I think David's right. Your best bet, based on what's out there, is to let the gaps be treated as missing, create a binary character state matrix coding for presence/absence of individual gaps, and run a partitioned analysis in MrBayes or wherever.

parsimony doesn't have to assume equal frequencies across all sites. you can use weighted parsimony, for example, assigning diffs at 3rd positions less weight than those at 2nd positions, transitions less weight than transversions, etc. this is not new. check out any of many papers from the 90s in MPE or MBE, or Evolution, etc., when parsimony was getting more attention before maximum likelihood hit the pavement. for gaps, the extension of an existing gap would get less weight than the opening of a new gap, etc. there are workable solutions for the use of parsimony.

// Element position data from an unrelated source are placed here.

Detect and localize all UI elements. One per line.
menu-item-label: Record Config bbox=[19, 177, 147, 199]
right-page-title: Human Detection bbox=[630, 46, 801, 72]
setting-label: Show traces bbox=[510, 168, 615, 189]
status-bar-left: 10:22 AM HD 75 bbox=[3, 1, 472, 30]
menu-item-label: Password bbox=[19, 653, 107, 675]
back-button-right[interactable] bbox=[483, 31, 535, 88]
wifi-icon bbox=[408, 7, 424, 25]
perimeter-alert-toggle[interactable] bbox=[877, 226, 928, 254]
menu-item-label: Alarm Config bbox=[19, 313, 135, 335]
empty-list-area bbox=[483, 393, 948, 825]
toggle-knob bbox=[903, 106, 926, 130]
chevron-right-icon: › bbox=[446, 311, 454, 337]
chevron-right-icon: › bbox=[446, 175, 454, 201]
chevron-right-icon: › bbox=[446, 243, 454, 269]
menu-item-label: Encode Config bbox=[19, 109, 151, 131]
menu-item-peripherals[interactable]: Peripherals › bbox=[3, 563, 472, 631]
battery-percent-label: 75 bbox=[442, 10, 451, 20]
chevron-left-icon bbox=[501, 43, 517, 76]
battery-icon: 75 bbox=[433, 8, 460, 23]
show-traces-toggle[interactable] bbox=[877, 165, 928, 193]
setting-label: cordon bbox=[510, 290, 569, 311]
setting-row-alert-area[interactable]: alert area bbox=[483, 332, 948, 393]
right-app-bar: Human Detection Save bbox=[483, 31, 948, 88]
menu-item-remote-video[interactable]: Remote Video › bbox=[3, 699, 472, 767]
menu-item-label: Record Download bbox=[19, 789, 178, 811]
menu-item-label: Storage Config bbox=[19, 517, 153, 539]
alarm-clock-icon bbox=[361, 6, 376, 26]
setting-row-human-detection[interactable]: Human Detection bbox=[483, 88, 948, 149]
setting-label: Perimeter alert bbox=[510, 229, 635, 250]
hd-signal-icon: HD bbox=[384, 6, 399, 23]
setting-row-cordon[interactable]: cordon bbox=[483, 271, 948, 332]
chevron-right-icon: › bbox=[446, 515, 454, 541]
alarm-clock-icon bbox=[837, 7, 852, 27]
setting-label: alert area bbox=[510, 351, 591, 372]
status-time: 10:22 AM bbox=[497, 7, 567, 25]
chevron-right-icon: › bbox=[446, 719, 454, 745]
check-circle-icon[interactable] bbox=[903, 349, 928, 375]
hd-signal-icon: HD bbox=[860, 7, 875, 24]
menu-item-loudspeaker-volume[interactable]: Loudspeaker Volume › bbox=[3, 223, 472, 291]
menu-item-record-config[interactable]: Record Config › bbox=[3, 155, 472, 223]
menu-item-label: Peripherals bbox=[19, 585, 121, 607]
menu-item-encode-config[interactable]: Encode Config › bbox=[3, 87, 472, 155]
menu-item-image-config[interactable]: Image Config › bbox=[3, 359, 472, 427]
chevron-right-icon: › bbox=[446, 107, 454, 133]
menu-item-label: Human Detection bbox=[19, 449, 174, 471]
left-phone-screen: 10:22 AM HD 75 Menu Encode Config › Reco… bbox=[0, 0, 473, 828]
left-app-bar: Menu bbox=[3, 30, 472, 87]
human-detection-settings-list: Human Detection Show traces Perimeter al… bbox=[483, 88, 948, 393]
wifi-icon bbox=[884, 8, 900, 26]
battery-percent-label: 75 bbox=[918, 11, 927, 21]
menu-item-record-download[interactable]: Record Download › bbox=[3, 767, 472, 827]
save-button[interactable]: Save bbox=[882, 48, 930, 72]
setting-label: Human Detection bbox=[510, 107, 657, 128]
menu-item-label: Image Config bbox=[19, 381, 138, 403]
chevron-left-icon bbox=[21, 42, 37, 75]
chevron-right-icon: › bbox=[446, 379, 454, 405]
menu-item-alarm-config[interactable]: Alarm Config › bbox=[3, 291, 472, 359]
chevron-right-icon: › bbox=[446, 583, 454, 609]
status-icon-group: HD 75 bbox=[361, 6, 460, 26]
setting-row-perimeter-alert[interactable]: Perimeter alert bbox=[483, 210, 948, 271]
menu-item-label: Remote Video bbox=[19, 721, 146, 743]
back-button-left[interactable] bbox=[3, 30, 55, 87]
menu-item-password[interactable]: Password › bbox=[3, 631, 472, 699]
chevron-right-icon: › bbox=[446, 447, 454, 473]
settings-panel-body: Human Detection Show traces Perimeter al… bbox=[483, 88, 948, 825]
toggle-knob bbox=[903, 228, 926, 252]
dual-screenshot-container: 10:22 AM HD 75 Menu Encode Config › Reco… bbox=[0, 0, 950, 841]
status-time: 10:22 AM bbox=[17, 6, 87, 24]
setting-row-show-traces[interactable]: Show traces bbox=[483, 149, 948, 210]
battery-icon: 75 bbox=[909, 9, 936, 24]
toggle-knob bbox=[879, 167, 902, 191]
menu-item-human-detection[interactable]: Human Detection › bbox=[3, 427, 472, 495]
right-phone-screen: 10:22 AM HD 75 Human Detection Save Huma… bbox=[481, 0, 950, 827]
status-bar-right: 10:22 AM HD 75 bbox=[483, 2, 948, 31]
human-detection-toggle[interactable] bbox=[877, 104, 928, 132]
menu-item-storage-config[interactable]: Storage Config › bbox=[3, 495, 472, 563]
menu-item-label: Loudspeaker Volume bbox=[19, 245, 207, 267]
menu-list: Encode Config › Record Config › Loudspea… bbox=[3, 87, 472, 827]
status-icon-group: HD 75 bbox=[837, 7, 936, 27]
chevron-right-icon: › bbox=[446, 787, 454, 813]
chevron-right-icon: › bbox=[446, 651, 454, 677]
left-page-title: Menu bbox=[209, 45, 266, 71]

and, to state the obvious, also make sure you are stone confident in your sequence data, and that you have the best alignment possible. visually examine any computed alignment, and tweak by hand as necessary to be sure that any gaps are real and make sense.

Why not select those SNPs that are conserved (use UCSC's conservation db) and assign a weight to them in your analysis? Then a non-parametric method could be used for comparing ranks.

By Phil Stafford (not verified) on 03 Oct 2008 #permalink

I have never read this blog before, so my answer might be quite insipid and out of place.....But I'm sure I read quite a lot about different methods for solving this problem in the book "Bioinformatics and Molecular Evolution" (Higgs/Attwood) some years ago. It is a reoccurring problem when calculating evolutionary distance between related sequences. I think it would at least be worth having a quick browse in the book at the library, or maybe through Amazon's online reader.